Scout APM incident

Ingest delays

Major Resolved View vendor source →

Scout APM experienced a major incident on May 21, 2025 affecting Application Monitoring, lasting 1d 12h. The incident has been resolved; the full update timeline is below.

Started
May 21, 2025, 01:55 PM UTC
Resolved
May 23, 2025, 02:27 AM UTC
Duration
1d 12h
Detected by Pingoru
May 21, 2025, 01:55 PM UTC

Affected components

Application Monitoring

Update timeline

  1. investigating May 21, 2025, 01:55 PM UTC

    We are currently investigating this issue.

  2. monitoring May 21, 2025, 02:33 PM UTC

    A fix has been implemented and we are monitoring the results.

  3. identified May 21, 2025, 03:08 PM UTC

    The initial fix was unsuccessful, certain accounts are now substantially delayed.

  4. monitoring May 21, 2025, 04:13 PM UTC

    An alternate approach has been applied, we are watching.

  5. identified May 22, 2025, 02:13 AM UTC

    It has been a long day with kafka.

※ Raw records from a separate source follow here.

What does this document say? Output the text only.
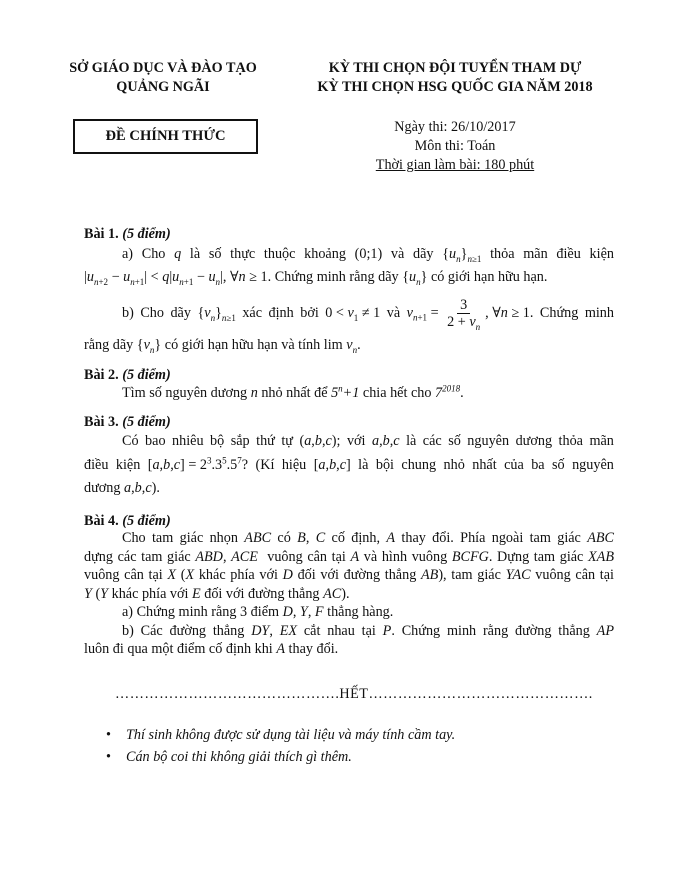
SỞ GIÁO DỤC VÀ ĐÀO TẠO
QUẢNG NGÃI
KỲ THI CHỌN ĐỘI TUYỂN THAM DỰ
KỲ THI CHỌN HSG QUỐC GIA NĂM 2018
ĐỀ CHÍNH THỨC
Ngày thi: 26/10/2017
Môn thi: Toán
Thời gian làm bài: 180 phút
Bài 1. (5 điểm)
a) Cho q là số thực thuộc khoảng (0;1) và dãy $\{u_n\}_{n\ge 1}$ thỏa mãn điều kiện
$|u_{n+2} - u_{n+1}| < q|u_{n+1} - u_n|$, ∀n ≥ 1. Chứng minh rằng dãy $\{u_n\}$ có giới hạn hữu hạn.
b) Cho dãy $\{v_n\}_{n\ge 1}$ xác định bởi $0 < v_1 \ne 1$ và $v_{n+1} = \frac{3}{2 + v_n}$ , ∀n ≥ 1. Chứng minh
rằng dãy $\{v_n\}$ có giới hạn hữu hạn và tính $\lim v_n$.
Bài 2. (5 điểm)
Tìm số nguyên dương n nhỏ nhất để $5^n+1$ chia hết cho $7^{2018}$.
Bài 3. (5 điểm)
Có bao nhiêu bộ sắp thứ tự (a,b,c); với a,b,c là các số nguyên dương thỏa mãn
điều kiện $[a,b,c] = 2^3.3^5.5^7$? (Kí hiệu [a,b,c] là bội chung nhỏ nhất của ba số nguyên
dương a,b,c).
Bài 4. (5 điểm)
Cho tam giác nhọn ABC có B, C cố định, A thay đổi. Phía ngoài tam giác ABC
dựng các tam giác ABD, ACE  vuông cân tại A và hình vuông BCFG. Dựng tam giác XAB
vuông cân tại X (X khác phía với D đối với đường thẳng AB), tam giác YAC vuông cân tại
Y (Y khác phía với E đối với đường thẳng AC).
a) Chứng minh rằng 3 điểm D, Y, F thẳng hàng.
b) Các đường thẳng DY, EX cắt nhau tại P. Chứng minh rằng đường thẳng AP
luôn đi qua một điểm cố định khi A thay đổi.
……………………………………….HẾT……………………………………….
• Thí sinh không được sử dụng tài liệu và máy tính cầm tay.
• Cán bộ coi thi không giải thích gì thêm.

We continue to experience instability, causing lag and dropped payloads.

  6. identified May 22, 2025, 05:42 AM UTC

    Throughput has improved although behavior of individual partitions remains a problem and is still causing delays in some cases.

  7. identified May 22, 2025, 05:43 PM UTC

    We are not to full resolution yet.

  8. monitoring May 22, 2025, 09:05 PM UTC

    Zookeeper corruption has been rooted out. Things appear healthier and catching up in all cases.

  9. resolved May 23, 2025, 02:27 AM UTC

    This incident has been resolved.